The room was packed with activists from all around Britain, from dozens of towns – Brighton, Bristol, Cambridge, Walthamstow, Aldgate, Barking and many other places – where the UAF and local anti-fascists have come out on to the streets and simply peacefully but forcefully blocked roads to prevent the EDL marching through their home towns.
There was one exception – there was no delegation from Manchester because in that city comrades were out on the streets that very day, barring the way to the EDL. The EDL thugs had deliberately timed their march to coincide with the UAF conference in the vain hope it would mean the UAF could not run a national conference and still have enough people to block them.
There were some high profile speakers including Labour MP Diane Abbott, former London Mayor Ken Livingstone, NUT general secretary Christine Blower and Claude Moraes, a Labour member of the European Parliament.
Diane Abbott, like many of the speakers, cited the recession and the austerity programme of the Con-Dem Coalition as fostering racism and fascism. “In the middle of a recession, where ordinary people are afraid for their jobs and their houses and their living standards, inevitable this fosters racism as the ruling class seeks to scapegoat ‘the others’ – the Irish, the Jewish, the Black and now the Muslims.”
She said she hoped the main political parties, in particular the Labour Party, would “not learn the wrong lessons” from the UKIP surge at the Eastleigh by-election last Thursday and lurch to the right to appease anti-immigration scaremongers.
“The white and black working class is suffering low wages, unemployment and austerity because of the deregulation of the labour market, it is this that holds wages down, not immigration,” she said.
Abbott called for a campaign to refute the lies that immigration is “putting the welfare state under pressure”. “If it wasn’t for immigrants we would not have an NHS,” she said.
Ken Livingstone spoke of the “assault on multiculturalism”, especially in the Daily Mail, citing its scaremongering campaigns against the Irish, Jews, West Indians, Asians and now Romanians and Bulgarians.
The conference included eight workshops on many aspects of the struggle, including one on the necessity to sustain the policy of no platform for fascists, which was addressed by Gerry Gable, editor of the anti-fascist magazine Searchlight.
But this was a theme taken up time and time again by many speakers.
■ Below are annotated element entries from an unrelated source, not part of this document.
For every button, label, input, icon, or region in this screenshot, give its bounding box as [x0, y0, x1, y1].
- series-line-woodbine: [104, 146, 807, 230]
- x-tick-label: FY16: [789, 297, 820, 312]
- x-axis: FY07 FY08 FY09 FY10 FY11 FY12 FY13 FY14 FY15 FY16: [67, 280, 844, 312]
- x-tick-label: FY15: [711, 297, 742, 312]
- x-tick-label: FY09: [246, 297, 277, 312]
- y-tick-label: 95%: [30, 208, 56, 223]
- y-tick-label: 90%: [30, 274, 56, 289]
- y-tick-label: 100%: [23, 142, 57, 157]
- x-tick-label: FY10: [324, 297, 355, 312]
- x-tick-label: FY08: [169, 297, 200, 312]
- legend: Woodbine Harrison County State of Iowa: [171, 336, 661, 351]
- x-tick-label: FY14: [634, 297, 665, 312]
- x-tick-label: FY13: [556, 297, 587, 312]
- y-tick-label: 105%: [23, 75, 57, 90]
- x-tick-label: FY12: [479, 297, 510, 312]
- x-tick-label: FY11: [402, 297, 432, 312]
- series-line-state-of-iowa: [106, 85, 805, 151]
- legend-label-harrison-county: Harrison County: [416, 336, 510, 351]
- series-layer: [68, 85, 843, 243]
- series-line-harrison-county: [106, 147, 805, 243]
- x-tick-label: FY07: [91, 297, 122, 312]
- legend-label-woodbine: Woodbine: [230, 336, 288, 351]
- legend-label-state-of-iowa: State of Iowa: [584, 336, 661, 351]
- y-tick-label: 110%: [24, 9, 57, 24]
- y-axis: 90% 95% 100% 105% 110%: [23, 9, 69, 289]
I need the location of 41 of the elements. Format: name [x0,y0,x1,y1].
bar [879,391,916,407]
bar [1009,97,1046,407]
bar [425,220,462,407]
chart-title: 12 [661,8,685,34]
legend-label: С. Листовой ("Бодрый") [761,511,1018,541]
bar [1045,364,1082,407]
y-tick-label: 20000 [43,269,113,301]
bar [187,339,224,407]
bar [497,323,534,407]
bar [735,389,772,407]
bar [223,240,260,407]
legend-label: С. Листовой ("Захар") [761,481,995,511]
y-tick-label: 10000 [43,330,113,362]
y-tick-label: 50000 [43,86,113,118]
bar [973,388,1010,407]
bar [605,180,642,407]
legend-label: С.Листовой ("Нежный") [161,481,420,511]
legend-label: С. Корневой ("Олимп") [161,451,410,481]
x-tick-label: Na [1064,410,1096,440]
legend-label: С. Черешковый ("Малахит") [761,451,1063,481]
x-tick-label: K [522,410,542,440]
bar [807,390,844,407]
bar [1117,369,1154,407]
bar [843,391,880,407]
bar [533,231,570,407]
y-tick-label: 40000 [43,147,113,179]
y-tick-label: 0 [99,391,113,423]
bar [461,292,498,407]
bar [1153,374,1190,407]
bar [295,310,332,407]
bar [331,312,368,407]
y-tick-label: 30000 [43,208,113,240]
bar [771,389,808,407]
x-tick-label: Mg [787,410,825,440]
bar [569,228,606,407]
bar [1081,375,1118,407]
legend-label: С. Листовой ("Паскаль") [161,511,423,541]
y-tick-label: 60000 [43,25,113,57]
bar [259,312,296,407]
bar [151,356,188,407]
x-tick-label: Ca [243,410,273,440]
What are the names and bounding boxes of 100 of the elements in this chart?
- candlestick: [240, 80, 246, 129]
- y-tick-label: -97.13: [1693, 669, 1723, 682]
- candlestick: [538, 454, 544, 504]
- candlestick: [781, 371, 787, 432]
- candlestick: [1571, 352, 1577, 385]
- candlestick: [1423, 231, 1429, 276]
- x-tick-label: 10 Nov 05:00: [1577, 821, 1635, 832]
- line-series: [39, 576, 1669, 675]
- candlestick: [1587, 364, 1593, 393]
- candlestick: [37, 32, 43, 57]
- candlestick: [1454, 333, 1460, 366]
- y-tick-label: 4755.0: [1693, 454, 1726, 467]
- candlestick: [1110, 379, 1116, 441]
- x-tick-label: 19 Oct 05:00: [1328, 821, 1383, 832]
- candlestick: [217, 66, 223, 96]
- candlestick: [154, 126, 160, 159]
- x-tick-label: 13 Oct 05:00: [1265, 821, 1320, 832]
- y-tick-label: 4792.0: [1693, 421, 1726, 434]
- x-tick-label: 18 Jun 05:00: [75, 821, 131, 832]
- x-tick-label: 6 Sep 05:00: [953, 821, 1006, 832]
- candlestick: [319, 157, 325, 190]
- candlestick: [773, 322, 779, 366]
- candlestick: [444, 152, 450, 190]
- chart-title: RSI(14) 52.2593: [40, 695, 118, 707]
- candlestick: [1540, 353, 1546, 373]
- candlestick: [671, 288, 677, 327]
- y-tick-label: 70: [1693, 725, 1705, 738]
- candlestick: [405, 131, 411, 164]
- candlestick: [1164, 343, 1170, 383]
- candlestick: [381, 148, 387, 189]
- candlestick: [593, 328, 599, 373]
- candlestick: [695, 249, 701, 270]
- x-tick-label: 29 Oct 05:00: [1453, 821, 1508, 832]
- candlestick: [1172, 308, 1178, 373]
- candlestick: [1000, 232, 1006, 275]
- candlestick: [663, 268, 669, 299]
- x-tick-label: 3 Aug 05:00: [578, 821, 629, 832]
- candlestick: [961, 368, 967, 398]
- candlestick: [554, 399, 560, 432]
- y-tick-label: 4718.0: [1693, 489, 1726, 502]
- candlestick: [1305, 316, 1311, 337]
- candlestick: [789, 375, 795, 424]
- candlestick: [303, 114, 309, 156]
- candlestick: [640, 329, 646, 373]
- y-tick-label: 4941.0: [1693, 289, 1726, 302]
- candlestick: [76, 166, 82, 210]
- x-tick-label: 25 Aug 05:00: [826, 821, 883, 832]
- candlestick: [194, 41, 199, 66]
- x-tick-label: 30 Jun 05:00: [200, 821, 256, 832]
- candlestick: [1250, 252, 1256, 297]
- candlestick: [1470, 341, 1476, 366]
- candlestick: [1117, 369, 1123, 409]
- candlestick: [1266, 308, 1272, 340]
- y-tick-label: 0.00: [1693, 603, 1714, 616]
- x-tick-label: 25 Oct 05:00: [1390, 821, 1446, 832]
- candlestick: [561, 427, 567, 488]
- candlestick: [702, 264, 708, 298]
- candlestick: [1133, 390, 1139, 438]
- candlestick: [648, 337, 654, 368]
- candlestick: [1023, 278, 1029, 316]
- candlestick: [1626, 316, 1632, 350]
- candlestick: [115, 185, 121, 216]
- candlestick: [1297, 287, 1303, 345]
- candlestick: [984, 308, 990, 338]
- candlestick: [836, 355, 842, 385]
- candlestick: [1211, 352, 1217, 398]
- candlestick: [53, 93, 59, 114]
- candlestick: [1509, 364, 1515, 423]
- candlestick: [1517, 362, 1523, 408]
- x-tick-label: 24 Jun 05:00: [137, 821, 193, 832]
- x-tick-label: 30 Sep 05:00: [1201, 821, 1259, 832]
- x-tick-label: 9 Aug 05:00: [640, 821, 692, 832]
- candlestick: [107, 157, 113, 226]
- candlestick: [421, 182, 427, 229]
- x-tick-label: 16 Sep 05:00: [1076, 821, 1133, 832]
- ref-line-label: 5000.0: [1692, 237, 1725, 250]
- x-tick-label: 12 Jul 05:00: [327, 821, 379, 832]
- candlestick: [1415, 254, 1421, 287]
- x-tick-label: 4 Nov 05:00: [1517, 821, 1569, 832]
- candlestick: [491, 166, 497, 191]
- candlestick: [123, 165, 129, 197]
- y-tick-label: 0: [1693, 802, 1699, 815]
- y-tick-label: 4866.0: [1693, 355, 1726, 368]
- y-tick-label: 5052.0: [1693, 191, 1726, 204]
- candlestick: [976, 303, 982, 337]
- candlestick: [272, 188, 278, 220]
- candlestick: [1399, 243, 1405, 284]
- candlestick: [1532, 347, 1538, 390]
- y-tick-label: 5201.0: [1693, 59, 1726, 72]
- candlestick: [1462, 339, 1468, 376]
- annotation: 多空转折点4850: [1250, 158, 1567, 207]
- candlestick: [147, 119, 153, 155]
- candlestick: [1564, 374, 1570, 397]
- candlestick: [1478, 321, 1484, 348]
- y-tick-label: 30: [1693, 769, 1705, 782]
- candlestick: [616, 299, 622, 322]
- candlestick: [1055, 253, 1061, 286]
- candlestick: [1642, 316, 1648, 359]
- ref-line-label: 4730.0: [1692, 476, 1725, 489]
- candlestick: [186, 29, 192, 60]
Sabby Dhalu, joint UAF secretary, said this policy was vital and was the reason why fascist and neo-Nazi groups in Britain were kept to the fringes while in other European countries the lack of the no-platform policy allowed them to get a toehold in the mainstream political arena and portray themselves as respectable.
But the most important speakers were those who came from the floor to tell of their experiences in fighting racism and fascism in their home towns, workplaces and unions. And they included a Holocaust survivor from France who spoke of the continuing fight against fascism in France.